Leave the basics section at the end of the tutorials page, pretty much as-is.
We suggest to add a HowTo RST file with short entries explaining how to do something specific in Gammapy. Probably each HOWTO should be a short section with just 1-2 sentences and links to tutorials, specific sections of the tutorials, to the API docs, or if it should be small mini-tutorials with code snippets, they could possibly go on sub-pages. The HowTo documentation page shows a preliminary version of the content of this page.
Keep as it is and extend the Glossary.
Keep as it is.
We could try to change to a purely Jupyter notebook maintained documentation (e.g. the “Python Data Science Handbook” is written just as Jupyter notebooks). Or we could change documentation system and write all documentation as RST or MD, and then have a documentation processor that auto-generates notebooks. E.g. Jupytext does this, and partly e.g. the scikit-learn dos do that for their tutorials, they maintain it in Python scripts and RST files.
There’s a lot of ways to structure the documentation, or to put different focus.
This is a short-term proposal, to quickly improve the Gammapy documentation within the next 1-2 months, with the limited contributors we already have. In early 2020, we should run a Gammapy user survey and gather feedback on the Gammapy package and documentation. Examples of previous user surveys exist, e.g. from CTA 1DC or the Scipy documentation user survey, that we can use as reference how to get useful feedback.
We should also try to attract or hire contributors to Gammapy that have a strong interest in documentation. Once concrete idea could be to participate in Google season of docs, to get a junior technical writer for a few months, if someone from the Gammapy team has time to work and mentor the project.
Another thing to keep in mind is that we should work towards a setup and structure for the Gammapy package that support CTA as well as possible, and that makes it easy for CTAO to choose and adapt Gammapy as prototype of the CTA science tools and evolve and maintain it. This PIG doesn’t propose a solution for this, that’s for later.
Implementing this PIG is a lot of work, roughly 2 months of full-time work. We suggest that, after the PIG is accepted, one coordinator spends a few days to do quick additions / removals / renames / rearrangements, so that the structure of the RST and IPYNB files we want is in place. For this we propose the coordinator to fill the Documentation GitHub project with a list of 20-30 tasks that should be done (each 1-2 days of work, not longer) and asks for help. Each task is usually to edit one notebook or RST page, and needs one author and one reviewer. It is then up to those two people to coordinate their work: they can open a GitHub issue to discuss, or they can just do a phone call or meet. Eventually there is a pull request and when it’s in a state where both are happy, and it’s merged in. Whether to use “notes” or “issues” for each task will be discussed during the development of the PIG and and will be basically up to the documentation coordinator.

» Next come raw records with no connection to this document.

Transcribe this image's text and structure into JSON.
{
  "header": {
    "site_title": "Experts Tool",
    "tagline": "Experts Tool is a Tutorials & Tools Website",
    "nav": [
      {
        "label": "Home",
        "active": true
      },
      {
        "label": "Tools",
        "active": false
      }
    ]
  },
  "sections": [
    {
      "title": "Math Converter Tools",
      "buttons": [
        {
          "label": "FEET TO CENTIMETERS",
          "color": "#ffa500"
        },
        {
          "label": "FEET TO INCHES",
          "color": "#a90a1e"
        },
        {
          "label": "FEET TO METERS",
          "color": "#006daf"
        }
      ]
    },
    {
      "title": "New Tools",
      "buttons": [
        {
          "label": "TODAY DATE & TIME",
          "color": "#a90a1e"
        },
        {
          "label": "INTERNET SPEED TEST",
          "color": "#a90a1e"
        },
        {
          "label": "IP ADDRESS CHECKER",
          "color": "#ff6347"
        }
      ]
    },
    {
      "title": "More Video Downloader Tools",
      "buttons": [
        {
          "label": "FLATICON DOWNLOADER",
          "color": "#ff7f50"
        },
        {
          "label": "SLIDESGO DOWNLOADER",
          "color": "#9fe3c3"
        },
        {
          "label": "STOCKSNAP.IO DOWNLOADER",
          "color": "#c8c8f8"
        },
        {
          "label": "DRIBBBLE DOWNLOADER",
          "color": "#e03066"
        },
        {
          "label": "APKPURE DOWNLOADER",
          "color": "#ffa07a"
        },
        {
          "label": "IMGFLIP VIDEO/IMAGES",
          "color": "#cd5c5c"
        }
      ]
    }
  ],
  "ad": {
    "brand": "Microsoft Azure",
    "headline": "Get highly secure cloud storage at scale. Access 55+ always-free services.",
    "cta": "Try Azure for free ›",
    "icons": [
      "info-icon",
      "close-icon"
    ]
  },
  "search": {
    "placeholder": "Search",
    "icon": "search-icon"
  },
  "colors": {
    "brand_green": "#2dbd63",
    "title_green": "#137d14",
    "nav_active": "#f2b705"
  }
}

The PIG was extensively discussed and received a lot of feedback on GH 2463. The main suggestions received were incorporated. There was some controversy e.g. whether we should have more shorter pages and notebooks, or fewer longer ones. This PIG was accepted on Nov 6, 2019, although we’d like to note that the outline and changes described above aren’t set in stone, we expect the documentation to evolve and improve in an interactive fashion over the coming weeks, but also in 2020 and after.